I’m ashamed to say her summary was absolutely right. Ashamed to say it took me eight long months to finally give myself permission to be happy in this time and place. Eight long months before I learned to tell myself, “Rebekah, stop fighting. Stop striving, stop trying, stop hoping for something different when different is so very far away.”

I’m the kind of person who thrives on productivity. I have to produce something. I have to feel like something has been accomplished during my day. I have to have tangible evidence that I’m doing something worthwhile.

But evidence isn’t always tangible. We can’t always see what we have accomplished, and that’s where things start to get complicated. That’s where I start to doubt myself and my purpose and a hundred other stupid things.

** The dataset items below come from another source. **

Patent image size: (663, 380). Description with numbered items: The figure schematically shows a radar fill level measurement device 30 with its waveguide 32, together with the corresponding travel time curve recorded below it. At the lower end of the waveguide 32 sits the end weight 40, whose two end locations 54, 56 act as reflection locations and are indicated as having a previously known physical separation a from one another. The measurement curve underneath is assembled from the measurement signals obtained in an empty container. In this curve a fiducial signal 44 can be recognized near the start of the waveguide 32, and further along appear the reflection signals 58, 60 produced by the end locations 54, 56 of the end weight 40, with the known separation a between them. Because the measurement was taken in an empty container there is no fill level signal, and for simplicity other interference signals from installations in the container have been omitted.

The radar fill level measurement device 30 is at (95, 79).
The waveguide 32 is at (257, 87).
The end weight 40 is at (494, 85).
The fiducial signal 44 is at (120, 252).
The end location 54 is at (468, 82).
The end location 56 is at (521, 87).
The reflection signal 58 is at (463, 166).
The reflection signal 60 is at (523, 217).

I’m reading a book called A Million Little Ways. And in this book, the author said something that has completely revolutionized my way of thinking. When talking about her life, her gifts and passions, she comes to this realization:

My goal is a finished book—I call that my art. Yet there is a deeper work happening. I chase what I think is the art, but really that’s just the evidence… The real art is the invisible work happening in the depths of my soul as I uncover, sink, see, listen, and wait.

The book is just the souvenir.

Thank you, Emily Freeman, for turning my world on its head. For reminding me that I am more than this project that has me so completely frustrated. For reminding me that it’s not about the book. It has never been about the book.

I’m realizing that now. And little by little, I’m learning to give myself permission to live right where I’m at. One day, one minute, one ever-faithful brushstroke at a time.